Can basis vectors have fractions? So I was diagonalizing a matrix in a book, and one of the basis vectors was [3/2, 1], after doing the problem, the answer in the book was different than mine. It came with an explanation, and in it the basis vector was [3,2]. They are the same thing, just multiples of each other, so I was curious, is it mandatory to take fractions out of a basis vector?
 A: It is not. If $v$ is a member of some basis, then we can substitute $cv$ for any non-zero constant $c$ of the reals (or the underlying field in the general case).
A: In short, the answer is no, it is not mandatory - but there is some terminological confusion both in the question and other answers, which I will try to say something about.

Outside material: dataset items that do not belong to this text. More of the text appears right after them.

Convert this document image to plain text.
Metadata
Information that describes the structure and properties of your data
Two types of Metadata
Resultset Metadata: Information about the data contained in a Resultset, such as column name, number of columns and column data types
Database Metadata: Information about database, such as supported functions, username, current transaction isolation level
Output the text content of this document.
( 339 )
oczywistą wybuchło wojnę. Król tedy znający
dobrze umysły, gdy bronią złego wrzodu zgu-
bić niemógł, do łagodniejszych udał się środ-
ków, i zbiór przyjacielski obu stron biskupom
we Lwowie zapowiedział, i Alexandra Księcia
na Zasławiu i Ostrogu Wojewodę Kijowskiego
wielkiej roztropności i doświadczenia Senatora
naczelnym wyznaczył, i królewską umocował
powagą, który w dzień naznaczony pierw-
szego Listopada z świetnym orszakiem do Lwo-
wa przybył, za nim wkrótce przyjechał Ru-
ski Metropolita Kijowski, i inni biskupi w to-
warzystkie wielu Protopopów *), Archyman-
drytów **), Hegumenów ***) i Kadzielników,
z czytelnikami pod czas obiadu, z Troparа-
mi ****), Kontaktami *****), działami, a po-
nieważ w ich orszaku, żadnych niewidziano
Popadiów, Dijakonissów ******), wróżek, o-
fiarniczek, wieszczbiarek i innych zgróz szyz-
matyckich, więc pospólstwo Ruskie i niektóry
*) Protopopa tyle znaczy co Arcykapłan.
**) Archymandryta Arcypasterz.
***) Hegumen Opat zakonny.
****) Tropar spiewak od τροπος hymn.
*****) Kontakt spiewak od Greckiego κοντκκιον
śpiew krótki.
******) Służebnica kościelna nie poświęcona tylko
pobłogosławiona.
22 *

You shouldn't really say that $(3,2)$ and $(\frac{3}{2},1)$ are the same thing - they aren't - but they are scalar multiples of one another. This means they are both bases for the same $1$-dimensional space (although not the same basis). Since you mention a matrix, you are probably looking for eigenvectors (i.e. a basis of each eigenspace), so it might be less confusing to say eigenvector than basis vector (or not, depending on context).
One further point - more things are vector spaces than $\mathbb{Q}^n$, so it doesn't even always make sense to "take out fractions". (Even in $\mathbb{R}^n$, no scalar multiple of $(1,\pi)$ has integer entries, and there are vector spaces like the set of continuous functions $\mathbb{R}\to\mathbb{R}$, whose elements aren't "lists of numbers").
A: You are right and they are also right. This is because multiplication by non-zero constants does not affect the span of the basis nor the linear independence of the vectors in that basis. You should be able to see this quite obviously once you think about it.